To mitigate potential artefacts in downstream analyses, we may choose to filter out these cells, or otherwise flag them as potentially problematic events to be kept a cautionary eye on. In addition, SpaceTrooper uses the distance to border combined with the aspect ratio in its combined quality score calculations (see below).
Code
cos$ex <- df$dist_border < 50
plotCentroids(cos, colour_by="ex") +
scale_color_manual(values=c("grey", "blue"))
Code
## plotPolygons(cos[,cos$fov %in% c(7, 8, 11, 12)], colour_by="ex")
17.5 Identifying low-quality cells
We can now use the QC metrics calculated above to flag low-quality cells.
First, we can inspect individual metrics looking for outliers in their distribution. Depending on the metric, we are interested in low-end or high-end outliers (or both). For instance, we may want to exclude too small/large cells as potential artifacts.
SpaceTrooper provides a function to compute outliers of the distribution of any QC metric present in the colData
of the object. We can then visualize the distribution and outlier threshold with a histogram.
Code
cos <- computeSpatialOutlier(cos, compute_by="Area_um", method="mc")
cos <- computeSpatialOutlier(cos, compute_by="total", method="mc")
plotMetricHist(cos, metric="Area_um", use_fences="Area_um_outlier_mc") /
plotMetricHist(cos, metric="total", use_fences="total_outlier_mc")
For instance, in the CosMx data, we identify 341 outliers for cell area and 332 outliers for total counts.
Code
xen <- computeSpatialOutlier(xen, compute_by="cell_area", method="mc")
xen <- computeSpatialOutlier(xen, compute_by="total_counts", method="mc")
plotMetricHist(xen, metric="cell_area", use_fences="cell_area_outlier_mc") /
plotMetricHist(xen, metric="total_counts", use_fences="total_counts_outlier_mc")
In the Xenium data, we identify 5472 outliers for cell area and 402 outliers for total counts.
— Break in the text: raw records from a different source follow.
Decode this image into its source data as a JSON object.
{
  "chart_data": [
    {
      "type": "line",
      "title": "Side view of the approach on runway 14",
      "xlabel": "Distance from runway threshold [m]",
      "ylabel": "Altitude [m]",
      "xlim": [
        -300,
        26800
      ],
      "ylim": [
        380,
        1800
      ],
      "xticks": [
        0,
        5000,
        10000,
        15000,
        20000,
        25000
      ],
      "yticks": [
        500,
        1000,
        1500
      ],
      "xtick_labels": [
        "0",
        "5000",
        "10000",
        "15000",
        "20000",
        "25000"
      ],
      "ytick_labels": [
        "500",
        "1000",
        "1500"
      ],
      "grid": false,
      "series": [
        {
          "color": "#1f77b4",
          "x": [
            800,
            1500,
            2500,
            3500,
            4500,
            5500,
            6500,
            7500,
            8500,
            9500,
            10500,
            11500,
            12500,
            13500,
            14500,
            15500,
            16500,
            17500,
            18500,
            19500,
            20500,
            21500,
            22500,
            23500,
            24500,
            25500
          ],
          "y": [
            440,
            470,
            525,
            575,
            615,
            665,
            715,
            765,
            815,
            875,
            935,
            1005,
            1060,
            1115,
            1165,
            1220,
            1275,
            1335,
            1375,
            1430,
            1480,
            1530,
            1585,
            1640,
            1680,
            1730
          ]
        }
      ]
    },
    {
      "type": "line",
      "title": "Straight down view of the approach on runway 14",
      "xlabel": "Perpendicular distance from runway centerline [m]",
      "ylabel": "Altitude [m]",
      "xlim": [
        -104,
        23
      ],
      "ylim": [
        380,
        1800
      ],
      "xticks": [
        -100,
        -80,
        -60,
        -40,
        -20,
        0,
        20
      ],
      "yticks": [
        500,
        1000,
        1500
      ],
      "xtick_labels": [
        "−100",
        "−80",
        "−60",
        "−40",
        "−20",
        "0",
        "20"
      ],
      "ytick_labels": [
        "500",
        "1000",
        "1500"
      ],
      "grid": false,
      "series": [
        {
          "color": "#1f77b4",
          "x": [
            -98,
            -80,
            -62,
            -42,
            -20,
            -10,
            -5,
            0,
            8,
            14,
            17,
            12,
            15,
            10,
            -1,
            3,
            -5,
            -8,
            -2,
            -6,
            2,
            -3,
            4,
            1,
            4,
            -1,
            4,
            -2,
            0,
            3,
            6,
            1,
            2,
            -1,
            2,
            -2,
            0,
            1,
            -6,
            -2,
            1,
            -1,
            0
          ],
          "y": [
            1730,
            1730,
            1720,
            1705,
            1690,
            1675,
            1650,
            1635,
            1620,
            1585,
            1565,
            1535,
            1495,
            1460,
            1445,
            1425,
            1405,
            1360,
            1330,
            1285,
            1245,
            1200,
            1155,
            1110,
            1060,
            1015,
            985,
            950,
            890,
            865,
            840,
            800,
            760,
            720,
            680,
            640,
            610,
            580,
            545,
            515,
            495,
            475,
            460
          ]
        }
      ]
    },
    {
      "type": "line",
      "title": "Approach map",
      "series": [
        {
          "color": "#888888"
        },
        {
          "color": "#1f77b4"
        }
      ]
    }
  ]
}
However, note that the because of the naive cell segmentation algorithm of Xenium v1, we expect some abnormally large cells in low-cell-density areas, which do not necessarily correspond to low-quality cells.
Finally, we can compute an aggregated quality score, which combines a cell’s transcript density, its aspect ratio and its distance from the FoV border (only for CosMx).
Code
cos <- computeQCScore(cos)
cos <- computeFilterFlags(cos, fs_threshold=0.75)
plotCentroids(cos, colour_by="flag_score") +
plotCentroids(cos, colour_by="is_fscore_outlier") +
plot_layout() & coord_equal()
Code
xen <- computeQCScore(xen)
xen <- computeFilterFlags(xen, fs_threshold=0.1)
plotCentroids(xen, colour_by="flag_score") +
plotCentroids(xen, colour_by="is_fscore_outlier") +
plot_layout() & coord_equal()
We can see how the quality score flags several cells close to the tissue borders in the CosMx data and cells in the bottom-center damaged area in the Xenium data.
In a stringent analysis we may want to remove low-quality cells, but this has to be done with caution: before finalizing to exclude any cells, it is recommendable to inspect where these fall in the tissue. We would expect low-quality cells to be distributed randomly, and otherwise to accumulate at the tissue borders or in regions were tissue was, for example, smudged, detached, necrotic etc. In general, spatially organized clusters of excluded cells might indicate a bias towards exclude specific types of cells (e.g., some immune cells tend to be smaller or might otherwise contain fewer contains due to the panel design). Whenever possible, we advice readers to cross-check visualizations like the following with a corresponding H&E stain of the tissue, considering possible experimental faults as well as their prior knowledge on tissue pathology.